Hi HODLers,
The CME Group, which runs the Chicago-based derivatives exchange which is the biggest Futures Market in the world, has teamed up with CF Benchmarks, a cryptocurrency index provider, to roll out the new rates on April 25.
You may ask: "What is a reference rate"?
A reference rate is price data for an asset. It is a data feed and is a prerequisite for a future ETF or derivative product.
The new reference rates will include index pricing for:
- Algorand (ALGO),
- Bitcoin Cash (BCH),
- Cardano (ADA),
- Chainlink (LINK),
- Cosmos (ATOM),
- Litecoin (LTC),
- Polkadot,
- Polygon (MATIC),
- Solana (SOL),
- Stellar Lumens (XLM) and
- Uniswap (UNI).
This is quite an extensive list! I would have expected a few but definitely not 11 altcoins.
I have to say there are a lot of names that I would not have picked for many different reasons. As a fan of Fantom (FTM), I am kind of disapointed it did not make the cut.

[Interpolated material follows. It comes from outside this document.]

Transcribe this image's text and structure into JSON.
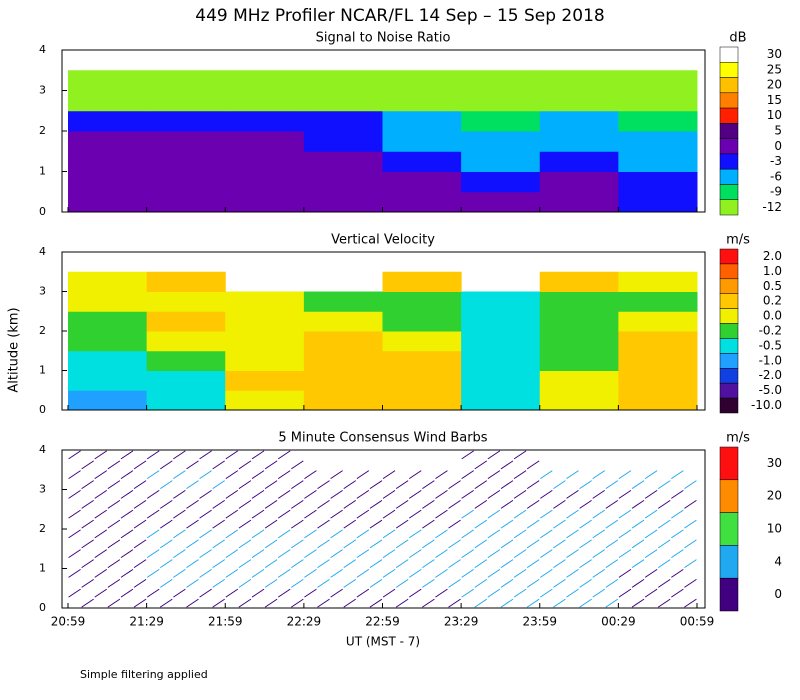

There is one common denominator for most of these names, a LOT of VC money in most of them or centralized control. Definitely not my cryptocurrency ethos but I guess decentralization has become secondary...
Tim McCourt, CME’s head of equity and FX products:
“These new benchmarks, which capture 90% of the total investable cryptocurrency market cap today, are designed to allow traders, institutions and other users to confidently and more accurately manage cryptocurrency price risk, price portfolios or create structured products like ETFs,”
Last week I published this post: CME Group looking to offer Solana and Cardano futures! Seriously?
I guess I nailed it, they just want volumes and wash trades to make money on the fees. Who cares about fake or dead projects right?
They are clearly pushing their narrative of being the future place to trade crypto and are definitely seeing a lot of institutional investor interests if they move that fast.
Let's not forget one thing: Futures and ETFs make it easier to short cryptocurrencies and in this case, altcoins.
Remember that during the end of the bull market in 2017-2018 happened just after futures were launched. They allowed traders/institutional investors to pop the short-term price-bubble.